IGF-1 can promote the proliferation and migration of many kinds of cells [39-41]. Fig. 9B and Fig. 10 in our manuscript demonstrated that the scaffold with released IGF-1 had a DNA concentration of approximately 400 ng/mL, while that of fresh IGF-1 was approximately 700 ng/mL. In addition, the scaffold releasing IGF-1 showed a stronger biological effect than that of fresh IGF-1. We additionally designed an experiment to detect cell proliferation at days 5 and 7 with scaffolds plus IGF-1 or fresh IGF-1. The results demonstrated that the sustained release of IGF-1 promotes significantly greater cell proliferation than fresh IGF-1 (Fig. 13). The DNA concentration in MS15-C released from the IGF-1 group was almost 2-fold higher than that of the fresh IGF-1 group at 7 days.

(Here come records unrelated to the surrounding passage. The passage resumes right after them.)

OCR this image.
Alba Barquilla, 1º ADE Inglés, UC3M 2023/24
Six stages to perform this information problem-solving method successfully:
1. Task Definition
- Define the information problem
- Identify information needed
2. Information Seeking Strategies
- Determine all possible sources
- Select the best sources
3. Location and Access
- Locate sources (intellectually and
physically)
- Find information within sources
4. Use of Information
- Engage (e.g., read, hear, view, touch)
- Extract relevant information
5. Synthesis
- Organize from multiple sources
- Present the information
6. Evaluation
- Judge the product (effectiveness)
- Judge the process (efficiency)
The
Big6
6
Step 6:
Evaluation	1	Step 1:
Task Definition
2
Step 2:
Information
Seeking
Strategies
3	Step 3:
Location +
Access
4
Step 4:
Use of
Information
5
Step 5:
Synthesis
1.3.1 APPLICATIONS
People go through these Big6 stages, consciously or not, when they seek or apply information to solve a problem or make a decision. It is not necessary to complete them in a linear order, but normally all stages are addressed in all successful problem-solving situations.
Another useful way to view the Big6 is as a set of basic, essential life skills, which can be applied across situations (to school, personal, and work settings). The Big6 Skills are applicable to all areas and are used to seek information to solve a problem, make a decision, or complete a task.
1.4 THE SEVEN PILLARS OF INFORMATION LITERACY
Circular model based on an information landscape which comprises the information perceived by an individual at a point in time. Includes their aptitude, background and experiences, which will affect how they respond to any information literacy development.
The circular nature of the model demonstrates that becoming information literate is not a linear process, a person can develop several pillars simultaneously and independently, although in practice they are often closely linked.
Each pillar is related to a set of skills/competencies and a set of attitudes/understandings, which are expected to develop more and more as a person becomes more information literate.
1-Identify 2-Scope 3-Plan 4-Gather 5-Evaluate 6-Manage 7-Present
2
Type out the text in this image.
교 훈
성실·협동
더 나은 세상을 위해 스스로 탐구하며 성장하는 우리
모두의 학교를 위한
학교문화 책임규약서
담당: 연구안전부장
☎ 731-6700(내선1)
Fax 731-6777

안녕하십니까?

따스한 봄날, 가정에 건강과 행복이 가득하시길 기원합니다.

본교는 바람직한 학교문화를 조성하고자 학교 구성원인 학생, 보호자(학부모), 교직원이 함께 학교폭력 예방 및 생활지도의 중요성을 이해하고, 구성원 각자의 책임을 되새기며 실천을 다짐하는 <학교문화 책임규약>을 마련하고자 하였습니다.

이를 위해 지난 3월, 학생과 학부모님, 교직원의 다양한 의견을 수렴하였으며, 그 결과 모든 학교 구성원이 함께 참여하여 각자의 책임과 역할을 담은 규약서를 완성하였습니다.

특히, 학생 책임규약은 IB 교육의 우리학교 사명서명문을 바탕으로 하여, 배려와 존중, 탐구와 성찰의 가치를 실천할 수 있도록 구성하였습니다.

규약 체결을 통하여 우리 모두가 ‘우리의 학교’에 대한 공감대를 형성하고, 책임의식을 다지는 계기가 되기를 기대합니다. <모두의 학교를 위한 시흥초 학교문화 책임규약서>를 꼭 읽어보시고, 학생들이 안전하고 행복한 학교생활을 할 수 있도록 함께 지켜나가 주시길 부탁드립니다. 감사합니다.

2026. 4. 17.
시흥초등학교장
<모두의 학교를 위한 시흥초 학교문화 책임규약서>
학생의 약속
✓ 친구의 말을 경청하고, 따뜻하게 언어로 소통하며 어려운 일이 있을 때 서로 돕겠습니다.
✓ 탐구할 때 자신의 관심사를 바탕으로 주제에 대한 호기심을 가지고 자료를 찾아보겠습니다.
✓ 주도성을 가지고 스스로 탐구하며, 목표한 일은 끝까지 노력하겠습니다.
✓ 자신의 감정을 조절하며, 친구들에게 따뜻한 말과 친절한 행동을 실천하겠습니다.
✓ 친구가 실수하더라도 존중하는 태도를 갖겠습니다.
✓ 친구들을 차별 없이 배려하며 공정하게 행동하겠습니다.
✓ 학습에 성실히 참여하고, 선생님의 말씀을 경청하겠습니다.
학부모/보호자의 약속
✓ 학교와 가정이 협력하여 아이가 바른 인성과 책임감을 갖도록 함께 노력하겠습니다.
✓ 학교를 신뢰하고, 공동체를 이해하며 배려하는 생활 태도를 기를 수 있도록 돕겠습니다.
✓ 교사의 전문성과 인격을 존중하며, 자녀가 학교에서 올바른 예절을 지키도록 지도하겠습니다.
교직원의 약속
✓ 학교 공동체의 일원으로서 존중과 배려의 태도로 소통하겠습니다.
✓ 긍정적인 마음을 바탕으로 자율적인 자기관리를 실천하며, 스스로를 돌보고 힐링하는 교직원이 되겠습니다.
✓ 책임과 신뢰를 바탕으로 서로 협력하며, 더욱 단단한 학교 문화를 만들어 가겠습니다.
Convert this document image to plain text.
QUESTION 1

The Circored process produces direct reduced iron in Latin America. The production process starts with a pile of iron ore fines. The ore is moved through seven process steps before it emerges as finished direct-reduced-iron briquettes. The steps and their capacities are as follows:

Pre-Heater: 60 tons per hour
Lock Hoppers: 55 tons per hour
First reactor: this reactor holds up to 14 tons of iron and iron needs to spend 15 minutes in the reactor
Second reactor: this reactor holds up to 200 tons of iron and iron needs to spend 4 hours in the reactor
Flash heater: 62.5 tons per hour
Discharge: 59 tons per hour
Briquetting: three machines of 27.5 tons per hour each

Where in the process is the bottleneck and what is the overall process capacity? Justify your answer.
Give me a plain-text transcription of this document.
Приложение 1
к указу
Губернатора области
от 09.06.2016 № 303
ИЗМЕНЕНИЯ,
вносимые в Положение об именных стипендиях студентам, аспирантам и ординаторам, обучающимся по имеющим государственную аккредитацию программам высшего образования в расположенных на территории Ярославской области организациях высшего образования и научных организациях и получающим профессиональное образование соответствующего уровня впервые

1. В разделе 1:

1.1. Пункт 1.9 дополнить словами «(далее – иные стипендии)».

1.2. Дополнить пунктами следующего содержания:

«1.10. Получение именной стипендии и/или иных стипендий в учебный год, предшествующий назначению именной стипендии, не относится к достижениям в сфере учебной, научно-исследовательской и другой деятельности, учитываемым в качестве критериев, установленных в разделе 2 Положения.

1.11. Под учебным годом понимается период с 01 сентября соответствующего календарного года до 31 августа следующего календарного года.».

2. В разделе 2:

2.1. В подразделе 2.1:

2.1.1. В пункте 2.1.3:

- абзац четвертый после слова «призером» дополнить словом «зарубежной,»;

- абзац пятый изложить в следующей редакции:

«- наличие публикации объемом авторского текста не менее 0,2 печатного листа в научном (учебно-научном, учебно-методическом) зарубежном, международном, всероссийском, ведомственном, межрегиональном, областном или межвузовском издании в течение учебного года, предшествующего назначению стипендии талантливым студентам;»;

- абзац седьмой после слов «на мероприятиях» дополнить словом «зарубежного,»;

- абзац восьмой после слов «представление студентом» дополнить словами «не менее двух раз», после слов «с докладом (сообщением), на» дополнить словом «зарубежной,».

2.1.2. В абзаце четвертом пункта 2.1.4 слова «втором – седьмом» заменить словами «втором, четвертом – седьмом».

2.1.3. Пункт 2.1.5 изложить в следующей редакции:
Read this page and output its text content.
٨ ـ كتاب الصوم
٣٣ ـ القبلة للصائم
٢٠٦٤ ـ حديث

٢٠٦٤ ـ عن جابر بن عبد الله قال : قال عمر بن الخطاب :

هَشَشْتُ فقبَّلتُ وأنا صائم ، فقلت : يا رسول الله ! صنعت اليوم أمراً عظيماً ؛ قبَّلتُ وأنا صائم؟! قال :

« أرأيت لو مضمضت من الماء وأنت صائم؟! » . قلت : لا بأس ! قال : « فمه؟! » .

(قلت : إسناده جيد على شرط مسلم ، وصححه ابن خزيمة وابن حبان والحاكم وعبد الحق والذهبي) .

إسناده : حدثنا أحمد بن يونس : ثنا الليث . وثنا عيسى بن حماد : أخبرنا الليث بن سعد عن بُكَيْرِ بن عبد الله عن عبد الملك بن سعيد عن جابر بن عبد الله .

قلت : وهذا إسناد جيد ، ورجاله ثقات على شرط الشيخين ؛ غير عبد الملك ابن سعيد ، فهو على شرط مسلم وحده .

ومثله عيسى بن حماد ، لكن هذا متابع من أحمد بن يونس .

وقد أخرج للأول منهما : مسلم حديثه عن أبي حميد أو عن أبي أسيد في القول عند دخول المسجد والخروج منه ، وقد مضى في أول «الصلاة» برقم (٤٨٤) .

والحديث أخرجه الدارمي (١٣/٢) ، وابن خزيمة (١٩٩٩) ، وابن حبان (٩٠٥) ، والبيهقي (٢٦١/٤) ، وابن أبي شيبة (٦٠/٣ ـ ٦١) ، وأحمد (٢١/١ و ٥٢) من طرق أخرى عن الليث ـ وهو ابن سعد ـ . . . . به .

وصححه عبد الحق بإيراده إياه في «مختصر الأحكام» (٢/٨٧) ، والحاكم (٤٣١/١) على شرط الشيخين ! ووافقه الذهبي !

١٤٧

Our ultimate research goal is to improve the survival rates and heart function among patients with cardiovascular diseases. The transplantation of CSC is one of the strategies used to try and achieve that goal. To improve the survival of CSCs, our device containing growth factors is designed to prolong the half-life of each growth factor and enhance the physiological role of IGF-1. There are many causes of the low survival rates of CSCs after transplantation, including microenvironmental changes in the body, lack of blood supply, or lack of growth factors. One of the factors we incorporated in modifying the design of this device was to supplement the lack of growth factors and provide relatively stable cell growth in vivo. Our in vitro experiments proved that we were successful. Currently, we are designing experiments to enable more diverse growth factors to be loaded onto our scaffolds to promote the growth of both stem cells and neovascularization. We completed the experimental construction of a myocardial infarction model in mice treated with cardiac stem cells, namely, MS15-C, MS15-C + CSC, FRESH IGF-1 + CSC, and MS15-C + IGF-1 + CSC over 4 weeks. Echocardiograms of mouse hearts were used to measure heart function. The results showed that MS15-C controlled-release IGF-1 and CSCs improved the EF by 20% compared with NC and CSCs only (Fig. 14).
Conclusion
In conclusion, this work successfully demonstrated an effective strategy for the construction of MS15-c cell scaffolds with hierarchical macro-mesoporous structures. The macro-mesoporous structures gave cell scaffolds the ability to release a growth factor to facilitate cell growth, while the scaffold structure promoted cell proliferation. The adsorption of IGF-1 by MS15-c was approximately 12 μg g-1 (the adsorption ratio was as high as 92%). The delivery of IGF-1 by MS15-c was achieved, and the adsorption was greatly enhanced by macropores and mesopores combined. The release of IGF-1 can be sustained for at least 250 h. Additionally, the 3D microenvironment constructed within MS15-c can mimic the 3D growth environment required by cells and accelerate the rate of c-kit-positive CSC proliferation and migration. The cellular assays proved that the bioactivity of IGF-1 was maintained during the release process. The results also demonstrated that the number of c-kit-positive CSCs cultured with scaffold MS15-c and IGF-1 was approximately 108% higher than that of the control sample, which was 80% that of cells cultured with free IGF-1. MI models of mice were constructed, and the group of scaffolds with released IGF-1 plus CSC improved heart function most effectively. These results implied that this kind of scaffold, and its capacity to release IGF-1 in a sustained manner, could be improved for use in vivo.
Acknowledgements
The work was financially supported by the National Natural Science Foundation of China (No. 81400219, 81400225 and 81500204) and Natural Science Foundation of Jiangsu Province (No. BK20150648), Jiangsu Provincial Medical Youth Talent(QNRC2016815).
Disclosure Statement
The authors declare that no non-financial conflicts and financial conflicts of interest exist for any of the authors.